Abstract:
BACKGROUND: Purpura fulminans (PF) is a hematological emergency that can be caused by severe congenital protein C (PC) deficiency. It has been rarely reported in the Chinese population. We aimed to characterize the clinical and genetic features of Chinese pediatric patients with severe congenital PC deficiency who first presented with PF.
METHODS: Twelve pediatric patients were diagnosed with severe congenital PC deficiency with PF, which was diagnosed based on our hospital records and previous reports from 1988 to July 2021 in China. We evaluated the clinical and genetic features of these patients.
RESULTS: Nine patients (9/12, 75%) had onsets that were observed within the first 48 h after birth. Six patients had a family history of thromboembolism. There was no consanguinity. Other symptoms were intracranial thrombosis or hemorrhage (4, 33.3%), ocular lesions (2, 16.7%), gastrointestinal hemorrhage (2, 16.7%) and kidney infarction before birth (1, 8.3%). All but one of the patients (one case not detected) had a plasma PC activity of <10%. The genetic study indicated that in the eight patients with inherited PC deficiency, two were homozygous, five were compound heterozygous and one was heterozygous for PC deficiency.

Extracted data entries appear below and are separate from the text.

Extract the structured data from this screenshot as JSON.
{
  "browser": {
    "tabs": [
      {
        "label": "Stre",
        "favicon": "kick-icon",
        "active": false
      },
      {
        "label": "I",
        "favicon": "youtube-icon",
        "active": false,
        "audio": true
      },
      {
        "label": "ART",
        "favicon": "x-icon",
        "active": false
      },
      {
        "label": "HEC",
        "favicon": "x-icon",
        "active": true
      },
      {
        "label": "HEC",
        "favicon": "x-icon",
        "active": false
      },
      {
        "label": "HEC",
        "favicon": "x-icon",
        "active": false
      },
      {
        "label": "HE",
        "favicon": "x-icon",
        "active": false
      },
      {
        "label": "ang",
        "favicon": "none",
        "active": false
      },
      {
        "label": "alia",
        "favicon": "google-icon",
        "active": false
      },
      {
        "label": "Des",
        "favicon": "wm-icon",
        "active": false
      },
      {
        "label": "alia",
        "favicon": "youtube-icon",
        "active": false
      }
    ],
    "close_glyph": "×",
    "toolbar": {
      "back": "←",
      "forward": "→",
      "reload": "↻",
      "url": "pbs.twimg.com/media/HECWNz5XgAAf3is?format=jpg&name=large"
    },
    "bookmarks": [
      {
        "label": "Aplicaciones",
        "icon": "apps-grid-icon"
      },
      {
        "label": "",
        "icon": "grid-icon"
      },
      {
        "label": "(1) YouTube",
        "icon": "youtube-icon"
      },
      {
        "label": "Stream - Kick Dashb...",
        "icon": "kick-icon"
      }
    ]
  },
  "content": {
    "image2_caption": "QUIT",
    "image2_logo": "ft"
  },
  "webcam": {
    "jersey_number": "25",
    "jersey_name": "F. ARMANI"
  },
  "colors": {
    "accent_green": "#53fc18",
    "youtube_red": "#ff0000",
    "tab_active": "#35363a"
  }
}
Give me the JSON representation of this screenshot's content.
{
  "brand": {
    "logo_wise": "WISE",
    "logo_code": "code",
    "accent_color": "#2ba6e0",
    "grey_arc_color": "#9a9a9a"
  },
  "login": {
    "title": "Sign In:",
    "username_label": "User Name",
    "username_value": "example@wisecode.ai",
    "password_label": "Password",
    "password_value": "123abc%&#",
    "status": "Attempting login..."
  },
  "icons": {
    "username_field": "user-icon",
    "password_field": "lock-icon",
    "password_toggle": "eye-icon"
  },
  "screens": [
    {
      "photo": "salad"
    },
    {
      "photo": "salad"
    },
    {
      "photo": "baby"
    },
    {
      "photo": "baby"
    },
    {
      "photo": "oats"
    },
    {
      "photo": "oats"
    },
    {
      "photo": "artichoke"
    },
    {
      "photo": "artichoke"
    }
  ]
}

CONCLUSIONS: This is the first and largest case series of Chinese pediatric patients with severe congenital PC deficiency who first presented with PF. It has been shown that treatment with both fresh frozen plasma and anticoagulants is recommended when PC concentrate is not easily available, especially in developing countries.
METHODS: Twelve pediatric patients were diagnosed with severe congenital PC deficiency with PF, which was diagnosed based on our hospital records and previous reports from 1988 to July 2021 in China. We evaluated the clinical and genetic features of these patients.
RESULTS: Nine patients (9/12, 75%) had onsets that were observed within the first 48 h after birth. Six patients had a family history of thromboembolism. There was no consanguinity. Other symptoms were intracranial thrombosis or hemorrhage (4, 33.3%), ocular lesions (2, 16.7%), gastrointestinal hemorrhage (2, 16.7%) and kidney infarction before birth (1, 8.3%). All but one of the patients (one case not detected) had a plasma PC activity of <10%. The genetic study indicated that in the eight patients with inherited PC deficiency, two were homozygous, five were compound heterozygous and one was heterozygous for PC deficiency.
CONCLUSIONS: This is the first and largest case series of Chinese pediatric patients with severe congenital PC deficiency who first presented with PF. It has been shown that treatment with both fresh frozen plasma and anticoagulants is recommended when PC concentrate is not easily available, especially in developing countries.
摘要:
背景:暴发性紫癜(PF)是一种血液学紧急情况,可由严重的先天性C蛋白(PC)缺乏引起。在中国人口中很少报道。我们旨在表征首次出现PF的严重先天性PC缺乏症中国儿科患者的临床和遗传特征。
方法:12例儿科患者被诊断为严重的先天性PC缺乏伴PF,根据1988年至2021年7月在中国的医院记录和以前的报告诊断。我们评估了这些患者的临床和遗传特征。
结果:9例患者(9/12,75%)在出生后的最初48小时内出现了发作。6例患者有血栓栓塞家族史。没有血缘关系。其他症状为颅内血栓形成或出血(4,33.3%),眼部病变(2,16.7%),出生前消化道出血(2,16.7%)和肾梗死(1,8.3%)。除一名患者(一例未检测到)外,所有患者的血浆PC活性均<10%。基因研究表明,在8名遗传性PC缺乏症患者中,两个是纯合的,五个是PC缺乏症的复合杂合,一个是杂合。
结论:这是中国儿童严重先天性PC缺乏症患者首次出现PF的第一个也是最大的病例系列。研究表明,当PC浓缩物不易获得时,建议使用新鲜冷冻血浆和抗凝剂进行治疗。尤其是在发展中国家。
方法:12例儿科患者被诊断为严重的先天性PC缺乏伴PF,根据1988年至2021年7月在中国的医院记录和以前的报告诊断。我们评估了这些患者的临床和遗传特征。
结果:9例患者(9/12,75%)在出生后的最初48小时内出现了发作。6例患者有血栓栓塞家族史。没有血缘关系。其他症状为颅内血栓形成或出血(4,33.3%),眼部病变(2,16.7%),出生前消化道出血(2,16.7%)和肾梗死(1,8.3%)。除一名患者(一例未检测到)外,所有患者的血浆PC活性均<10%。基因研究表明,在8名遗传性PC缺乏症患者中,两个是纯合的,五个是PC缺乏症的复合杂合,一个是杂合。
结论:这是中国儿童严重先天性PC缺乏症患者首次出现PF的第一个也是最大的病例系列。研究表明,当PC浓缩物不易获得时,建议使用新鲜冷冻血浆和抗凝剂进行治疗。尤其是在发展中国家。